The author was born and initially brought up in Kenya in the old colonial days. His parents were themselves second generation Empire-born of diverse European origins. He had a standard British colonial type of education: an imitation of the one at "home", and he was fortunate enough to be able to finish with degrees in Biology and Zoology at Liverpool University. A post-graduate qualification in teaching saw him back in Nairobi where he taught scientific and religious subjects for twelve years in an inter-racial boys' secondary school. During this period he married and had three children.

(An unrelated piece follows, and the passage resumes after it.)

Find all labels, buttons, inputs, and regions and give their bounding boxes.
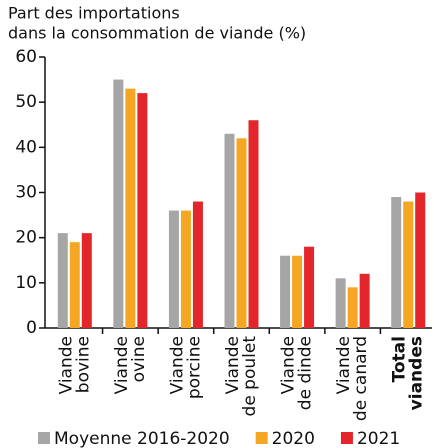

This background made the author acutely aware of the great variety of ways of being human. Although inevitably "conditioned" to a degree into a set of white-colonial attitudes, he came to see the improbability and narrow defensiveness of these sorts of positions and developed a strong suspicion of any claims that one"s own culture was obviously superior to that of others. This loading with a different set of prejudices from those of native Britons meant that when he "returned" with his family to the United Kingdom he was able to look at the religious landscape from a different perspective without many of the "hang-ups" which nationals tend to have.

Since his adolescence the author has been particularly interested in how it is possible to be religious in an age of science. Having settled for life as a member of the Scottish Episcopal Church (since one has to settle somewhere) he came to appreciate some of both the virtues and the weaknesses of Anglican Christianity.

Meanwhile, for a quarter of a century until retiring, he earned his bread working as a biologist with a government team researching into Scrapie, the classical member of the class of diseases that includes "mad-cow" disease and variant CJD.

Always a "student" he also found time to do a degree in theology (London Hons. B.D.), and various Open University courses in Quantum Mechanics and the like. He came to see how tired all the old religious positions seemed to be and how desperately necessary is to initiate some new types of thinking. It is so easy for religions, in the course of time, to get bogged down in the minutiae of their classical cultural expressions, with no-one having the courage to challenge the accumulated "wisdom of the ages". The twentieth century saw some attempts to "de-mythologize" Christianity; he now thinks that there is a need rather to "re-mythologize" it. But mythology in its modern form must be much more provisional and tentative, with no tendency to claim absolutes for itself. Religious expression must be always evolving: classical insights are pointers not terminators.

The author inherited a swathe of "frontiersman" genes from his adventurous ancestors and is now happily engaged, with others, exploring the Empire of the mind! Come and join us.